If someone told me about a movie that was one of the best they’d ever seen, had incredible life lessons to be learned, and was one that referenced many great movies of the past, but that it was rated XXX and would leave me with images I didn’t want in my head, would I watch the movie? No.
Blood Meridian is an amazing piece of literature. It references books of the past, contains striking prose, and presents a, shall we say, unique worldview. But the very first thing I wrote in the book upon finishing it was – “this is a sick and twisted book and I wish I hadn’t read it.” I was so disturbed, I just wanted it to end. Maybe that’s what the author was going for. I know that since finishing the book, it keeps coming back in my mind. The characters, the scenes, the horror.
To me, the lessons of the book and understanding the references to past literature were not worth wading through the gratuitous and grotesque violence.
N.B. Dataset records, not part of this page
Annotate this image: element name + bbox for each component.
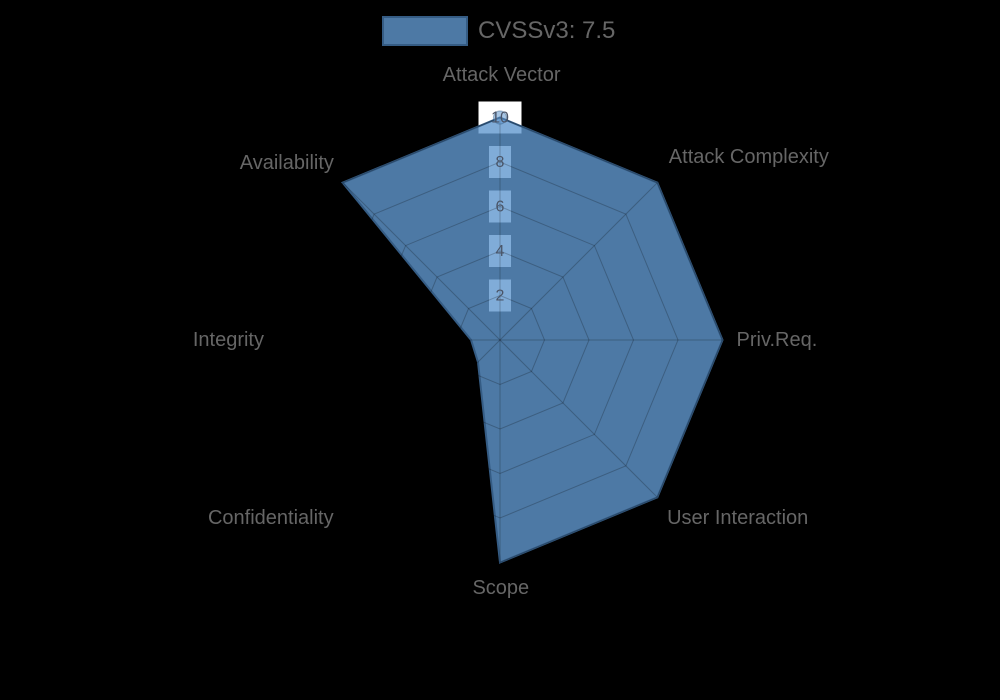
svg-text:10: 10 (491, 110, 509, 127)
svg-text:8: 8 (496, 154, 505, 171)
svg-text:2: 2 (496, 288, 505, 305)
svg-text:4: 4 (496, 243, 505, 260)
svg-text:6: 6 (496, 199, 505, 216)
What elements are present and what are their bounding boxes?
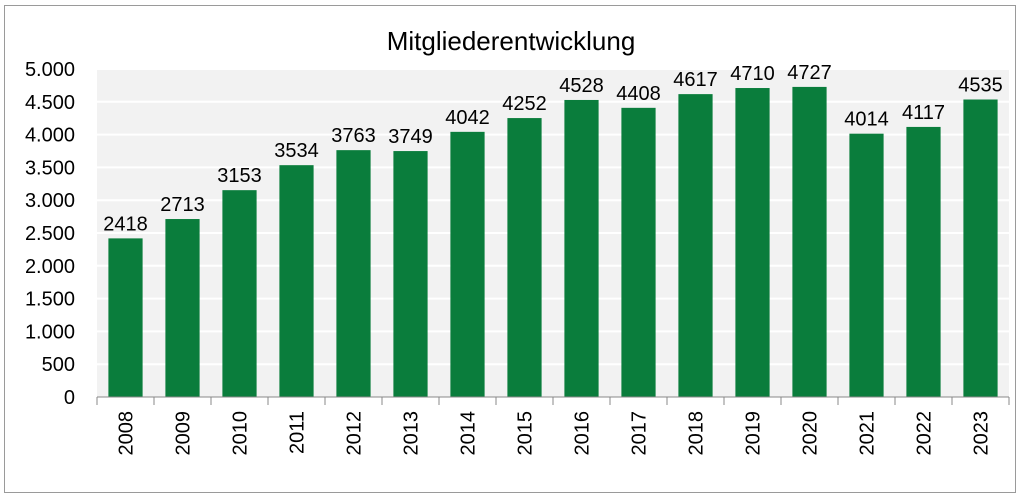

Blood Meridian is the story of a kid who joins a gang with the purpose of killing and scalping as many Indians as possible in the mid-1800s along the America/Mexico border. The author, Cormac McCarthy, leaves very little to the imagination, describing in horrific detail the violence of these times. The only scene he doesn’t describe is the final murder which is apparently so graphic that it can’t be described. But this doesn’t keep him from describing every other killing in the book in ways I wish were not in my memory.
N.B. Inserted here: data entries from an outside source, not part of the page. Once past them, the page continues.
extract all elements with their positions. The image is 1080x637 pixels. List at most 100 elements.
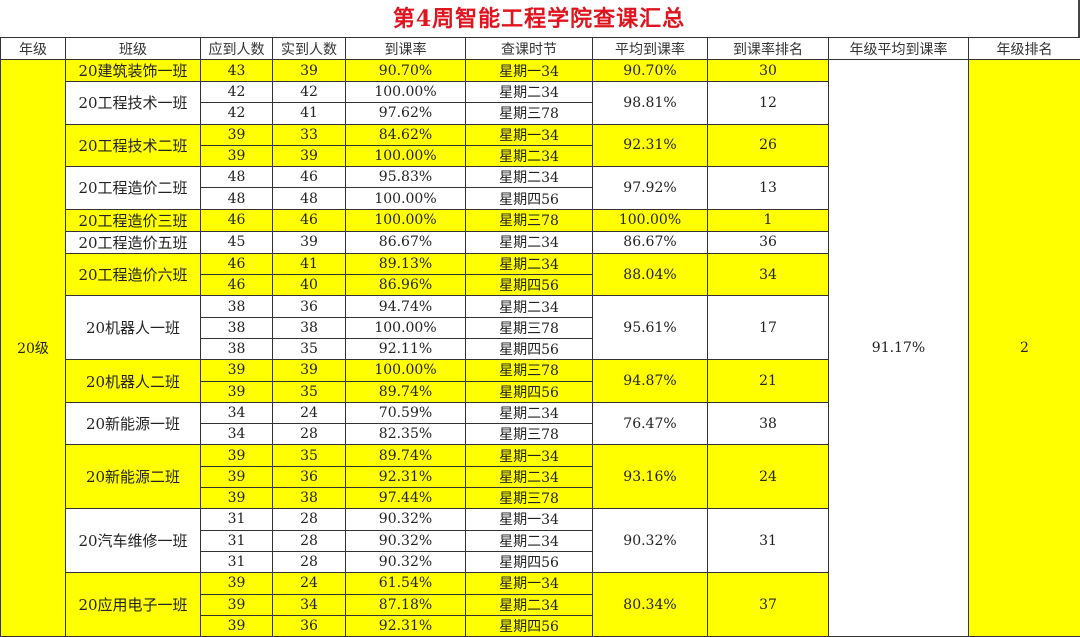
attendance-rate-cell[interactable]: 82.35% — [346, 424, 466, 445]
rank-cell[interactable]: 13 — [708, 167, 829, 210]
attendance-rate-cell[interactable]: 89.13% — [346, 253, 466, 274]
rank-cell[interactable]: 30 — [708, 60, 829, 82]
present-count-cell[interactable]: 35 — [273, 338, 346, 359]
attendance-rate-cell[interactable]: 90.32% — [346, 530, 466, 551]
avg-rate-cell[interactable]: 93.16% — [593, 445, 708, 509]
expected-count-cell[interactable]: 39 — [201, 445, 273, 466]
avg-rate-cell[interactable]: 100.00% — [593, 209, 708, 231]
expected-count-cell[interactable]: 39 — [201, 594, 273, 615]
avg-rate-cell[interactable]: 92.31% — [593, 124, 708, 167]
expected-count-cell[interactable]: 31 — [201, 551, 273, 572]
rank-cell[interactable]: 34 — [708, 253, 829, 296]
attendance-rate-cell[interactable]: 90.32% — [346, 551, 466, 572]
present-count-cell[interactable]: 41 — [273, 103, 346, 124]
attendance-rate-cell[interactable]: 95.83% — [346, 167, 466, 188]
present-count-cell[interactable]: 28 — [273, 530, 346, 551]
present-count-cell[interactable]: 28 — [273, 509, 346, 530]
attendance-rate-cell[interactable]: 97.44% — [346, 488, 466, 509]
rank-cell[interactable]: 31 — [708, 509, 829, 573]
header-rate[interactable]: 到课率 — [346, 38, 466, 60]
attendance-rate-cell[interactable]: 92.11% — [346, 338, 466, 359]
class-name-cell[interactable]: 20汽车维修一班 — [66, 509, 201, 573]
attendance-rate-cell[interactable]: 89.74% — [346, 381, 466, 402]
header-grade-avg[interactable]: 年级平均到课率 — [829, 38, 969, 60]
expected-count-cell[interactable]: 38 — [201, 296, 273, 317]
check-time-cell[interactable]: 星期二34 — [466, 594, 593, 615]
expected-count-cell[interactable]: 39 — [201, 360, 273, 381]
present-count-cell[interactable]: 24 — [273, 573, 346, 594]
rank-cell[interactable]: 1 — [708, 209, 829, 231]
header-check-time[interactable]: 查课时节 — [466, 38, 593, 60]
check-time-cell[interactable]: 星期一34 — [466, 445, 593, 466]
check-time-cell[interactable]: 星期三78 — [466, 103, 593, 124]
present-count-cell[interactable]: 40 — [273, 275, 346, 296]
attendance-rate-cell[interactable]: 100.00% — [346, 209, 466, 231]
check-time-cell[interactable]: 星期二34 — [466, 231, 593, 253]
attendance-rate-cell[interactable]: 61.54% — [346, 573, 466, 594]
attendance-rate-cell[interactable]: 90.70% — [346, 60, 466, 82]
present-count-cell[interactable]: 36 — [273, 296, 346, 317]
present-count-cell[interactable]: 48 — [273, 188, 346, 209]
check-time-cell[interactable]: 星期三78 — [466, 360, 593, 381]
check-time-cell[interactable]: 星期一34 — [466, 60, 593, 82]
check-time-cell[interactable]: 星期三78 — [466, 209, 593, 231]
class-name-cell[interactable]: 20工程造价六班 — [66, 253, 201, 296]
expected-count-cell[interactable]: 46 — [201, 209, 273, 231]
attendance-rate-cell[interactable]: 89.74% — [346, 445, 466, 466]
expected-count-cell[interactable]: 34 — [201, 402, 273, 423]
avg-rate-cell[interactable]: 88.04% — [593, 253, 708, 296]
attendance-rate-cell[interactable]: 94.74% — [346, 296, 466, 317]
header-class[interactable]: 班级 — [66, 38, 201, 60]
present-count-cell[interactable]: 35 — [273, 445, 346, 466]
check-time-cell[interactable]: 星期四56 — [466, 188, 593, 209]
check-time-cell[interactable]: 星期二34 — [466, 296, 593, 317]
expected-count-cell[interactable]: 48 — [201, 188, 273, 209]
expected-count-cell[interactable]: 43 — [201, 60, 273, 82]
expected-count-cell[interactable]: 31 — [201, 530, 273, 551]
present-count-cell[interactable]: 39 — [273, 231, 346, 253]
check-time-cell[interactable]: 星期二34 — [466, 82, 593, 103]
header-grade[interactable]: 年级 — [1, 38, 66, 60]
check-time-cell[interactable]: 星期四56 — [466, 338, 593, 359]
grade-rank-cell[interactable]: 2 — [969, 60, 1080, 637]
avg-rate-cell[interactable]: 90.32% — [593, 509, 708, 573]
present-count-cell[interactable]: 24 — [273, 402, 346, 423]
attendance-rate-cell[interactable]: 87.18% — [346, 594, 466, 615]
expected-count-cell[interactable]: 34 — [201, 424, 273, 445]
expected-count-cell[interactable]: 39 — [201, 145, 273, 166]
class-name-cell[interactable]: 20工程造价二班 — [66, 167, 201, 210]
present-count-cell[interactable]: 46 — [273, 167, 346, 188]
class-name-cell[interactable]: 20机器人一班 — [66, 296, 201, 360]
attendance-rate-cell[interactable]: 100.00% — [346, 360, 466, 381]
attendance-rate-cell[interactable]: 70.59% — [346, 402, 466, 423]
expected-count-cell[interactable]: 42 — [201, 103, 273, 124]
rank-cell[interactable]: 17 — [708, 296, 829, 360]
expected-count-cell[interactable]: 39 — [201, 124, 273, 145]
check-time-cell[interactable]: 星期三78 — [466, 424, 593, 445]
avg-rate-cell[interactable]: 86.67% — [593, 231, 708, 253]
attendance-rate-cell[interactable]: 84.62% — [346, 124, 466, 145]
rank-cell[interactable]: 26 — [708, 124, 829, 167]
expected-count-cell[interactable]: 46 — [201, 275, 273, 296]
check-time-cell[interactable]: 星期四56 — [466, 381, 593, 402]
class-name-cell[interactable]: 20工程造价三班 — [66, 209, 201, 231]
header-grade-rank[interactable]: 年级排名 — [969, 38, 1080, 60]
attendance-rate-cell[interactable]: 92.31% — [346, 615, 466, 636]
class-name-cell[interactable]: 20工程技术一班 — [66, 82, 201, 125]
expected-count-cell[interactable]: 31 — [201, 509, 273, 530]
present-count-cell[interactable]: 35 — [273, 381, 346, 402]
attendance-rate-cell[interactable]: 100.00% — [346, 82, 466, 103]
avg-rate-cell[interactable]: 80.34% — [593, 573, 708, 637]
present-count-cell[interactable]: 33 — [273, 124, 346, 145]
expected-count-cell[interactable]: 46 — [201, 253, 273, 274]
check-time-cell[interactable]: 星期二34 — [466, 466, 593, 487]
expected-count-cell[interactable]: 39 — [201, 466, 273, 487]
check-time-cell[interactable]: 星期四56 — [466, 551, 593, 572]
check-time-cell[interactable]: 星期四56 — [466, 275, 593, 296]
check-time-cell[interactable]: 星期二34 — [466, 167, 593, 188]
rank-cell[interactable]: 38 — [708, 402, 829, 445]
check-time-cell[interactable]: 星期一34 — [466, 509, 593, 530]
class-name-cell[interactable]: 20机器人二班 — [66, 360, 201, 403]
class-name-cell[interactable]: 20应用电子一班 — [66, 573, 201, 637]
present-count-cell[interactable]: 41 — [273, 253, 346, 274]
Upon completing Blood Meridian, I sought out some additional material to help me make sense of the book and its message. I came across two Yale lectures by Professor Hungerford that I am linking to below. They are also available to listen to in iTunes U. These two lectures provided context for the book and explained how McCarthy drew upon literary tradition as well as American history. Professor Hungerford explained the origins of the story and how it borrowed quite heavily from The Bible, Moby-Dick, Paradise Lost, and William Wordsworth. In McCarthy’s own words:
“The ugly fact is books are made out of books. The novel depends for its life on the novels that have been written.”
Whereas The Things They Carried showed the absurdity of war, Blood Meridian shows the horror of war. Horror multiplied upon horror.